Current artifact-store configuration exposes access key and secret key refs,
but no session-token ref. `ARTIFACT-STORE-WP-0007-T004` must either add
temporary-session-token support to the S3 backend or choose a sidecar/secret
controller pattern that keeps refreshed credentials available through the
existing env/file reference contract.
## Upgrade And Rollback
1. Read the OpenBao chart release notes.
2. Update `OPENBAO_CHART_VERSION` in `Makefile`.
3. Run `make openbao-dry-run`.
4. Confirm current backup and audit log posture.
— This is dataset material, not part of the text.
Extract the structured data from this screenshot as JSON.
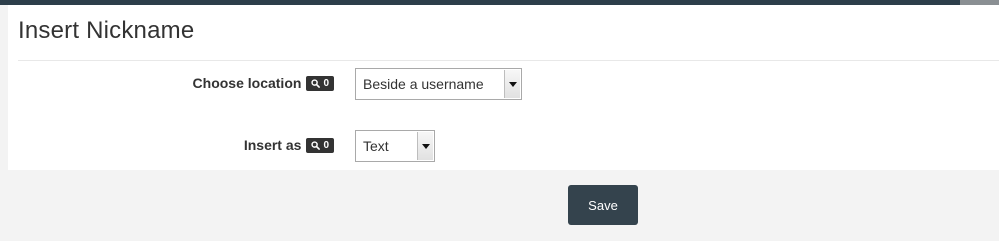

5. Run `make openbao-deploy`.
6. Run `make openbao-status`.
For rollback, run `helm rollback openbao <REVISION> -n openbao` on Railiance01
and re-check `bao status`.
## Scaling To Three Nodes
When Railiance02 and Railiance03 join:
1. Move storage from `local-path` to distributed storage.
2. Set `server.affinity` back to anti-affinity.
3. Set `server.ha.replicas: 3`.
4. Re-enable a PodDisruptionBudget.
5. Run an unseal, failover, backup, and restore drill before migrating secrets.